10. «По-видимому, говоря так, ты не веришь, — продолжал Диномах, — и в существование богов, раз ты не допускаешь, что священные имена способны исцелять».
«Этого, милый мой, не говори, — возразил я Диномаху, — ибо существование богов нисколько не препятствует твоим рассказам оставаться лживыми. А я и богов почитаю, вижу и врачевание их, вижу и то, как подают они добро страждущим, как восстанавливают силы с помощью лекарств и врачебного искусства. Ведь сам Асклепий и дети его лечили больных, применяя облегчающие зелья, а не обвешивая их львами и землеройками».

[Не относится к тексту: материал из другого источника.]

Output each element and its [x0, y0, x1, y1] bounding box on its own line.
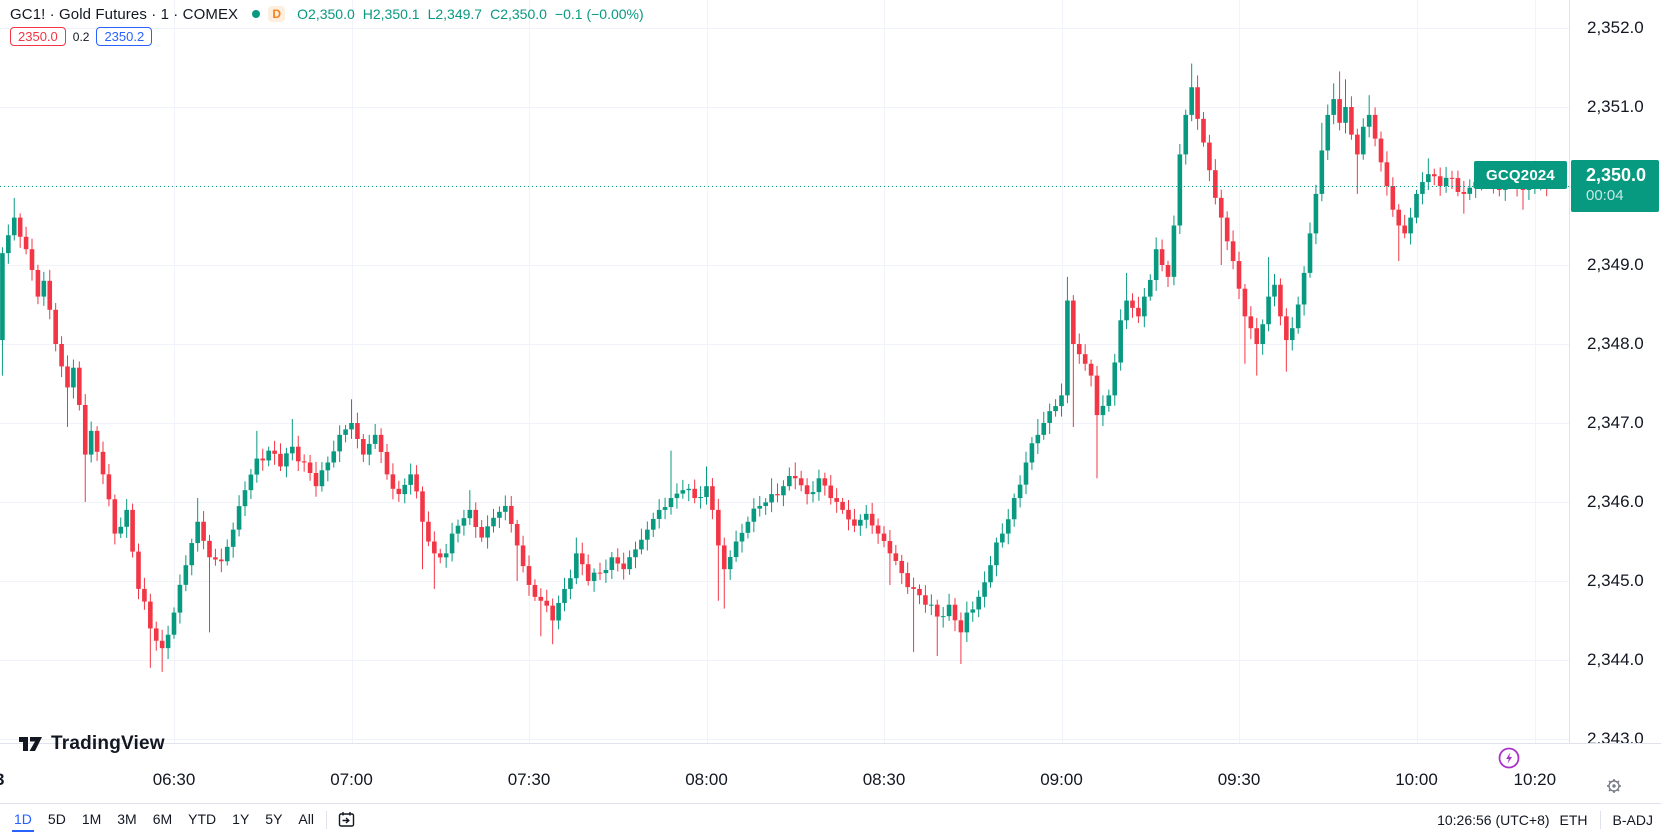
ask-price-button[interactable]: 2350.2	[96, 27, 153, 46]
status-divider	[1599, 810, 1601, 829]
ohlc-close: C2,350.0	[490, 6, 547, 22]
price-tick-label: 2,345.0	[1587, 571, 1644, 590]
candlestick-chart-canvas[interactable]	[0, 0, 1661, 743]
last-price-value: 2,350.0	[1586, 165, 1647, 185]
price-tick-label: 2,344.0	[1587, 650, 1644, 669]
ohlc-low: L2,349.7	[427, 6, 483, 22]
spread-value: 0.2	[72, 29, 90, 44]
range-button-5d[interactable]: 5D	[47, 810, 66, 827]
market-open-dot-icon	[252, 10, 261, 18]
tradingview-watermark[interactable]: TradingView	[18, 733, 165, 755]
time-tick-label: 07:30	[507, 770, 551, 789]
adjustment-badge[interactable]: B-ADJ	[1612, 811, 1653, 828]
time-axis[interactable]: 3 06:30 07:00 07:30 08:00 08:30 09:00 09:30 10:…	[0, 743, 1661, 803]
tradingview-logo-icon	[19, 737, 42, 751]
price-tick-label: 2,348.0	[1587, 334, 1644, 353]
range-button-1y[interactable]: 1Y	[232, 810, 250, 827]
range-button-3m[interactable]: 3M	[117, 810, 137, 827]
last-price-axis-label: 2,350.0 00:04	[1571, 160, 1659, 212]
date-range-switcher: 1D 5D 1M 3M 6M YTD 1Y 5Y All	[0, 808, 316, 832]
range-button-6m[interactable]: 6M	[152, 810, 173, 827]
go-to-date-button[interactable]	[337, 810, 356, 829]
time-tick-label: 08:00	[685, 770, 728, 789]
symbol-legend: GC1! · Gold Futures · 1 · COMEX D O2,350…	[10, 5, 644, 46]
status-row: 10:26:56 (UTC+8) ETH B-ADJ	[1437, 810, 1661, 829]
bar-countdown: 00:04	[1586, 187, 1624, 204]
price-axis[interactable]: 2,352.0 2,351.0 2,349.0 2,348.0 2,347.0 2,346…	[1569, 0, 1661, 803]
gear-icon[interactable]	[1604, 776, 1624, 796]
bid-price-button[interactable]: 2350.0	[10, 27, 66, 46]
toolbar-divider	[325, 810, 327, 829]
price-tick-label: 2,351.0	[1587, 97, 1644, 116]
data-delay-badge[interactable]: D	[268, 6, 286, 22]
symbol-title[interactable]: GC1! · Gold Futures · 1 · COMEX	[10, 5, 239, 23]
time-tick-label: 09:30	[1217, 770, 1261, 789]
time-tick-label: 06:30	[152, 770, 196, 789]
time-tick-label: 07:00	[330, 770, 373, 789]
price-tick-label: 2,352.0	[1587, 18, 1644, 37]
contract-price-flag: GCQ2024	[1474, 161, 1567, 189]
range-button-all[interactable]: All	[298, 810, 314, 827]
time-tick-label: 09:00	[1040, 770, 1083, 789]
range-button-5y[interactable]: 5Y	[265, 810, 283, 827]
ohlc-values: O2,350.0 H2,350.1 L2,349.7 C2,350.0 −0.1…	[297, 6, 644, 22]
session-eth-toggle[interactable]: ETH	[1559, 811, 1588, 828]
time-tick-label: 10:00	[1395, 770, 1438, 789]
price-tick-label: 2,347.0	[1587, 413, 1644, 432]
ohlc-high: H2,350.1	[362, 6, 420, 22]
date-tick-label: 3	[0, 770, 4, 790]
range-button-1m[interactable]: 1M	[81, 810, 102, 827]
price-tick-label: 2,346.0	[1587, 492, 1644, 511]
range-button-ytd[interactable]: YTD	[188, 810, 217, 827]
time-tick-label: 08:30	[862, 770, 906, 789]
ohlc-open: O2,350.0	[297, 6, 355, 22]
ohlc-change: −0.1 (−0.00%)	[554, 6, 644, 22]
tradingview-logo-text: TradingView	[51, 733, 165, 754]
clock-timezone[interactable]: 10:26:56 (UTC+8)	[1437, 811, 1550, 828]
lightning-icon[interactable]	[1497, 746, 1521, 770]
time-tick-label: 10:20	[1513, 770, 1557, 789]
range-button-1d[interactable]: 1D	[12, 808, 34, 832]
bottom-toolbar: 1D 5D 1M 3M 6M YTD 1Y 5Y All 10:26:56 (UTC+8) ET…	[0, 803, 1661, 835]
price-tick-label: 2,349.0	[1587, 255, 1644, 274]
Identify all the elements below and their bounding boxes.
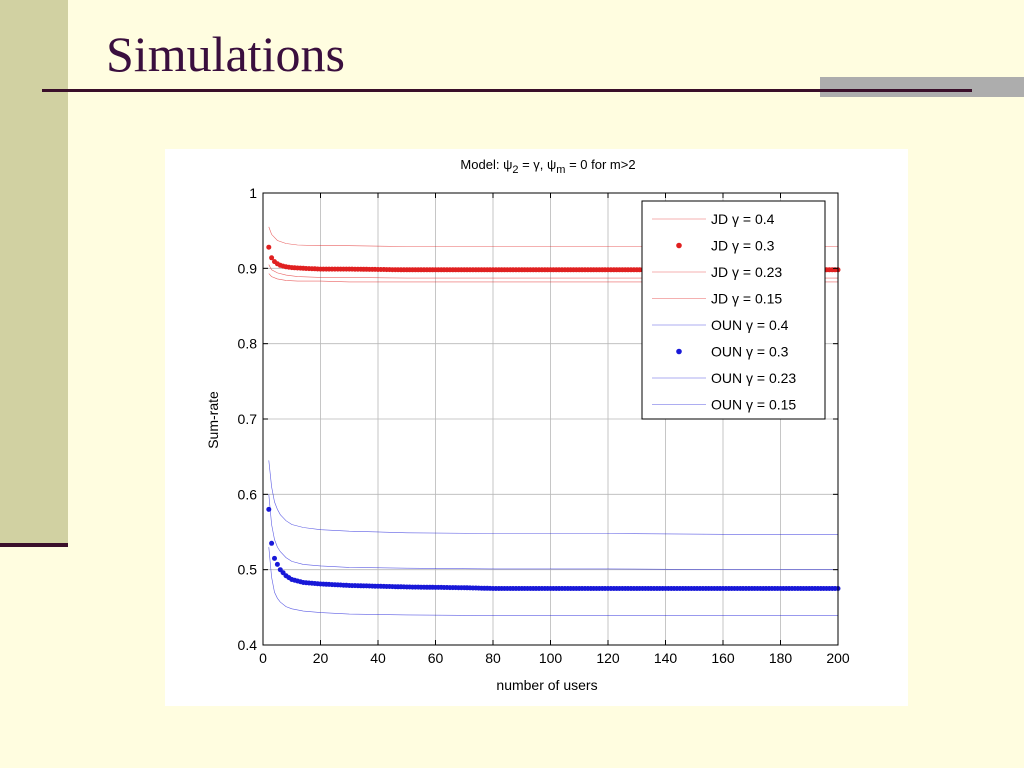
- x-tick-label: 100: [539, 650, 563, 666]
- title-rule: [42, 89, 972, 92]
- y-tick-label: 0.8: [238, 336, 258, 352]
- legend-swatch-marker: [676, 348, 682, 355]
- figure-panel: Model: ψ2 = γ, ψm = 0 for m>2 0 20 40 60 80 1…: [165, 149, 908, 706]
- legend-label: OUN γ = 0.4: [711, 317, 789, 333]
- legend-label: OUN γ = 0.15: [711, 397, 796, 413]
- series-points: [266, 506, 841, 591]
- x-tick-label: 160: [711, 650, 735, 666]
- y-tick-label: 0.5: [238, 562, 258, 578]
- x-tick-label: 200: [826, 650, 850, 666]
- chart: Model: ψ2 = γ, ψm = 0 for m>2 0 20 40 60 80 1…: [205, 157, 850, 693]
- y-axis-label: Sum-rate: [205, 391, 221, 449]
- title-accent-block: [820, 77, 1024, 97]
- x-tick-label: 0: [259, 650, 267, 666]
- y-tick-label: 0.6: [238, 486, 258, 502]
- x-tick-label: 80: [485, 650, 501, 666]
- series-line: [268, 494, 838, 570]
- y-tick-label: 1: [249, 185, 257, 201]
- data-point: [269, 255, 275, 261]
- legend-box: [641, 200, 826, 420]
- x-axis-label: number of users: [496, 677, 597, 693]
- y-tick-label: 0.9: [238, 260, 258, 276]
- series-line: [268, 264, 838, 279]
- x-tick-label: 40: [370, 650, 386, 666]
- data-point: [274, 561, 280, 567]
- legend-label: JD γ = 0.4: [711, 211, 775, 227]
- data-point: [269, 540, 275, 546]
- x-tick-label: 20: [313, 650, 329, 666]
- axes-layer: [262, 192, 839, 646]
- x-tick-label: 60: [428, 650, 444, 666]
- x-tick-label: 180: [769, 650, 793, 666]
- left-sidebar-rule: [0, 543, 68, 547]
- data-point: [272, 555, 277, 561]
- series-line: [268, 226, 838, 247]
- series-line: [268, 460, 838, 535]
- slide-title: Simulations: [106, 26, 345, 82]
- chart-title: Model: ψ2 = γ, ψm = 0 for m>2: [460, 157, 635, 176]
- series-line: [268, 547, 838, 616]
- series-line: [268, 273, 838, 283]
- legend-label: OUN γ = 0.23: [711, 370, 796, 386]
- data-point: [266, 244, 272, 250]
- legend-label: JD γ = 0.15: [711, 291, 782, 307]
- x-tick-label: 120: [596, 650, 620, 666]
- tick-label-layer: 0 20 40 60 80 100 120 140 160 180 200 0.4 0.5 0.6 0.7 0…: [238, 185, 850, 666]
- x-tick-label: 140: [654, 650, 678, 666]
- legend: JD γ = 0.4 JD γ = 0.3 JD γ = 0.23 JD γ = 0.…: [641, 200, 826, 420]
- left-sidebar-band: [0, 0, 68, 545]
- legend-label: JD γ = 0.23: [711, 264, 782, 280]
- y-tick-label: 0.7: [238, 411, 258, 427]
- legend-label: JD γ = 0.3: [711, 238, 775, 254]
- legend-label: OUN γ = 0.3: [711, 344, 789, 360]
- legend-swatch-marker: [676, 242, 682, 249]
- y-tick-label: 0.4: [238, 637, 258, 653]
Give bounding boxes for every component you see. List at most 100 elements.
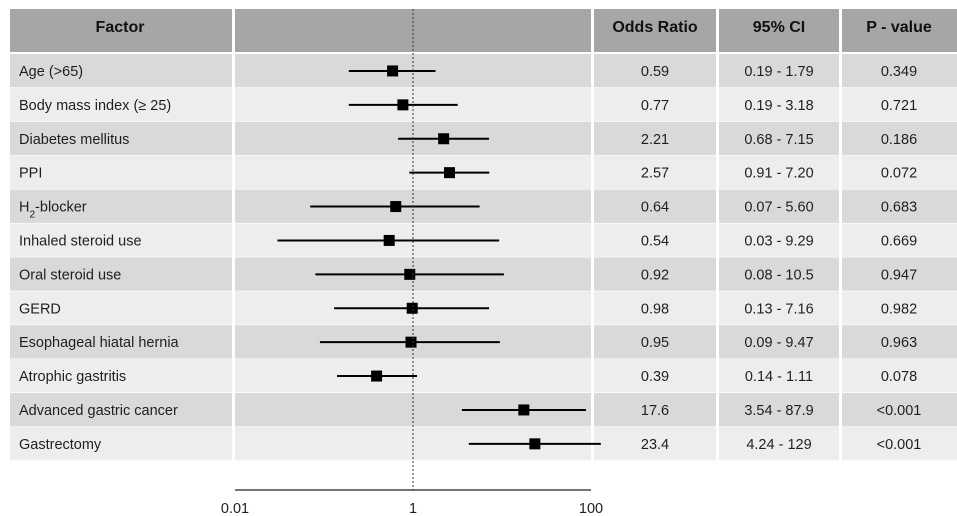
odds-ratio-marker bbox=[438, 133, 450, 145]
header-cell bbox=[719, 9, 839, 52]
factor-label: Inhaled steroid use bbox=[19, 233, 142, 249]
row-cell bbox=[10, 426, 232, 461]
row-cell bbox=[10, 291, 232, 325]
row-cell bbox=[10, 325, 232, 359]
header-cell bbox=[842, 9, 957, 52]
row-cell bbox=[594, 393, 716, 427]
p-value: 0.078 bbox=[881, 369, 917, 385]
row-cell bbox=[10, 189, 232, 223]
p-value: <0.001 bbox=[877, 403, 922, 419]
odds-ratio-value: 2.57 bbox=[641, 166, 669, 182]
header-p-value: P - value bbox=[866, 19, 932, 36]
odds-ratio-value: 0.54 bbox=[641, 233, 669, 249]
odds-ratio-value: 0.98 bbox=[641, 301, 669, 317]
odds-ratio-value: 17.6 bbox=[641, 403, 669, 419]
row-cell bbox=[594, 291, 716, 325]
row-cell bbox=[719, 87, 839, 122]
factor-label: Atrophic gastritis bbox=[19, 369, 126, 385]
row-cell bbox=[719, 291, 839, 325]
odds-ratio-marker bbox=[390, 201, 402, 213]
p-value: 0.669 bbox=[881, 233, 917, 249]
row-cell bbox=[842, 87, 957, 122]
odds-ratio-marker bbox=[387, 65, 399, 77]
header-95ci: 95% CI bbox=[753, 19, 805, 36]
row-cell bbox=[10, 54, 232, 88]
row-cell bbox=[594, 87, 716, 122]
odds-ratio-marker bbox=[383, 234, 395, 246]
factor-label: GERD bbox=[19, 301, 61, 317]
odds-ratio-marker bbox=[443, 167, 455, 179]
odds-ratio-value: 0.92 bbox=[641, 267, 669, 283]
p-value: 0.072 bbox=[881, 166, 917, 182]
odds-ratio-marker bbox=[371, 370, 383, 382]
row-cell bbox=[842, 257, 957, 291]
odds-ratio-marker bbox=[404, 268, 416, 280]
header-cell bbox=[594, 9, 716, 52]
factor-label: H2-blocker bbox=[19, 200, 87, 221]
odds-ratio-marker bbox=[518, 404, 530, 416]
odds-ratio-value: 0.64 bbox=[641, 200, 669, 216]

11. «Оставь его, — сказал Ион, — а вот я расскажу вам нечто удивительное. Был я еще мальчиком лет четырнадцати, не больше. Кто-то принес моему отцу известие, что Мида-виноградарь, сильный и довольно трудолюбивый раб, укушен в полдень ехидной: он лежит, и в его ноге уже началось гниение. Животное подползло к нему, когда он подвязывал лозы, прикрепляя их к тычинам; ужалив его в большой палец, змея быстро скрылась обратно в нору, а Мида застонал от невыносимой боли. Так докладывали отцу; мы видели и самого Миду, которого несли на постели рабы, его сотоварищи, совершенно распухшего, посиневшего, гниющего и на вид еле живого. Тогда один из друзей моего отца, бывший свидетелем его горя, сказал ему: «Не тревожься. Я сейчас приведу к тебе одного вавилонянина, — из халдеев, как говорят. Он вылечит твоего человека». Не стану растягивать своего рассказа. Пришел вавилонянин и заставил подняться Миду, изгнав яд из его тела каким-то заклинанием; он также привесил к ноге его кусок камня, отбитый им от надгробного памятника скончавшейся девушки. Но этого мало: ту постель, на которой принесли его, Мида сам поднял и отправился в поле, неся ее на себе. Так велико было могущество заклинания и надгробного камня.